Over the last couple of weeks (except yesterday) I’ve been exploring the words of Jesus in Mark 12:30 where he tells us the two most important commands are to love God and love your neighbor.  If we want to live out the most important things in life, then we must pay attention to these words and take them seriously.  We must Live the Important.

Today, however, I have a problem with Jesus’ words, particularly those related to loving your neighbor.  He says, “Love your neighbor as yourself.”  The difficulty with this is that I often don’t love myself.  In fact, there are times when I loathe myself.  I reflect on my attitudes or personal selfishness and hate what I see.  On those days, if I love my neighbor the way I love myself, then I will be hypercritical and unpleasant. Surely, that’s not what Jesus had in mind here. 

At other times, I am deeply in love with who I am in a narcissistic sort of way.  That is, I mistakenly think I hung the moon and that all the world revolves around me.  On those days everything is about me, about what I want, and about my needs regardless of how it affects others.  On those days, I want everything to go my way.  If I love my neighbor in this fashion, then I would be prone to over-indulgence, excessive flattery, and blindness to faults.  I can’t imagine Jesus had that in mind either.
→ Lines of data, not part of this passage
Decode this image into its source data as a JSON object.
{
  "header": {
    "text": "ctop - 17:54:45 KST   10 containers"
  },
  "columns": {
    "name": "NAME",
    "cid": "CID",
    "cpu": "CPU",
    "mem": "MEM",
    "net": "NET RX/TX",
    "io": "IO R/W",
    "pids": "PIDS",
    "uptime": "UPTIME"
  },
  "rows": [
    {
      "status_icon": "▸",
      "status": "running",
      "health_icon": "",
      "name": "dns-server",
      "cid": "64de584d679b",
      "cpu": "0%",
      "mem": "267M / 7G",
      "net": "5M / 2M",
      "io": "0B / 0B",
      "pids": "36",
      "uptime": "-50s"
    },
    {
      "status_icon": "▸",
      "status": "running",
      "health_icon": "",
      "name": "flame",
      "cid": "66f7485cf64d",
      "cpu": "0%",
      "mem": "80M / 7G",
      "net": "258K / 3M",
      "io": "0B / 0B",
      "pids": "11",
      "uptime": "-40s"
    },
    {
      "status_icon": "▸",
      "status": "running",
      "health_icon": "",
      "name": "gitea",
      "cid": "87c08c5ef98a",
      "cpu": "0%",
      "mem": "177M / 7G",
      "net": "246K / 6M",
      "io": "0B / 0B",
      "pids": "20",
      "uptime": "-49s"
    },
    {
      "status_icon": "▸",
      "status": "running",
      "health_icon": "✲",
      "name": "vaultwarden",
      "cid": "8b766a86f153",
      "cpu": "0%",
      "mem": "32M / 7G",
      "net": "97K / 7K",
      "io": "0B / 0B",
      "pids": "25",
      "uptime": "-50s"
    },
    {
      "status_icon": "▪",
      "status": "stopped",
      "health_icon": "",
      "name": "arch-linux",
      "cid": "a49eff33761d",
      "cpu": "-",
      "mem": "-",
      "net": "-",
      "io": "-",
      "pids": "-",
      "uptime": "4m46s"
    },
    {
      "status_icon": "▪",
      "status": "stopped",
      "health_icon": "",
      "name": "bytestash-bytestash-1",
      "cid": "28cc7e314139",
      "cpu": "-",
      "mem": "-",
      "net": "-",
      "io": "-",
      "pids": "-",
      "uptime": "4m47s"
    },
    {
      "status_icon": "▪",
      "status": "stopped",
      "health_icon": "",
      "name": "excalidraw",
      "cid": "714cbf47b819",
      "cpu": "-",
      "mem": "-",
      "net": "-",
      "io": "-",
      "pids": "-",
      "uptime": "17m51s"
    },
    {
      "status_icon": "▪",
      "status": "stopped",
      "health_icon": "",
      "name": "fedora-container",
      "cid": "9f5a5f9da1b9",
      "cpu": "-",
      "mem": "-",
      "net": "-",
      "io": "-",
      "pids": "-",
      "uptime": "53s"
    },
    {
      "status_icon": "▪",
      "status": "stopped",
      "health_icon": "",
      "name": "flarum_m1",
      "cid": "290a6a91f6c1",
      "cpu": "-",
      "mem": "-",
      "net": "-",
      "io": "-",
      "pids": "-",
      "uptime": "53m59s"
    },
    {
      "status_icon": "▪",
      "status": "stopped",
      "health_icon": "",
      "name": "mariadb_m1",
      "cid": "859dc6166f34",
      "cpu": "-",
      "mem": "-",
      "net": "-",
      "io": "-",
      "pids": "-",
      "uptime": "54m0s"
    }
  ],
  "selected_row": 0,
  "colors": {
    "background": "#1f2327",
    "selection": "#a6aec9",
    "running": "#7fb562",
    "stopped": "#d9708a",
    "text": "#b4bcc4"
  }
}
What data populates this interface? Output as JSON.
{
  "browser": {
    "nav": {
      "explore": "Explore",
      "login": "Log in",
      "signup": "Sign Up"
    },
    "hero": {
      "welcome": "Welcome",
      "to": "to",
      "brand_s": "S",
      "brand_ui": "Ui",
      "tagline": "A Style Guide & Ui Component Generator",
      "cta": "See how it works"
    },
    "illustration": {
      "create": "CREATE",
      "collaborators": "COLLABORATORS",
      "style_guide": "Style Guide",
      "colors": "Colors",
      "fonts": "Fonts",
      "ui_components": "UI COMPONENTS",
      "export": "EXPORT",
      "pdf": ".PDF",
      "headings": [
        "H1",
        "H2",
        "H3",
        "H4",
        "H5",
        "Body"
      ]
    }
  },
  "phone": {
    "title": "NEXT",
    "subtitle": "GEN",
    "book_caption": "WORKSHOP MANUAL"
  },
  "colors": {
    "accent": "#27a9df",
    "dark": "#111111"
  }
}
Maybe it’s because I currently work in the mental health field that I’ve come to believe that most of us (not just the mentally ill) don’t know how to love ourselves.  Rather than love, we live in self-condemnation or self-indulgence.  We simultaneously burden ourselves with guilt and self-promotion.  What does it really mean to love oneself?  Does it mean pampering ourselves like advertising executives would have us believe?  Does it mean constant self-condemnation in order to make ourselves better? 

We don’t know how to love our neighbor because we don’t know how to love ourselves.  Therefore, to live out the most important things in life–loving God and loving neighbor–I think it’s important for us to figure out how to love who we are and who God created us to be.  I’ll take a look at some of these issues in the next few days.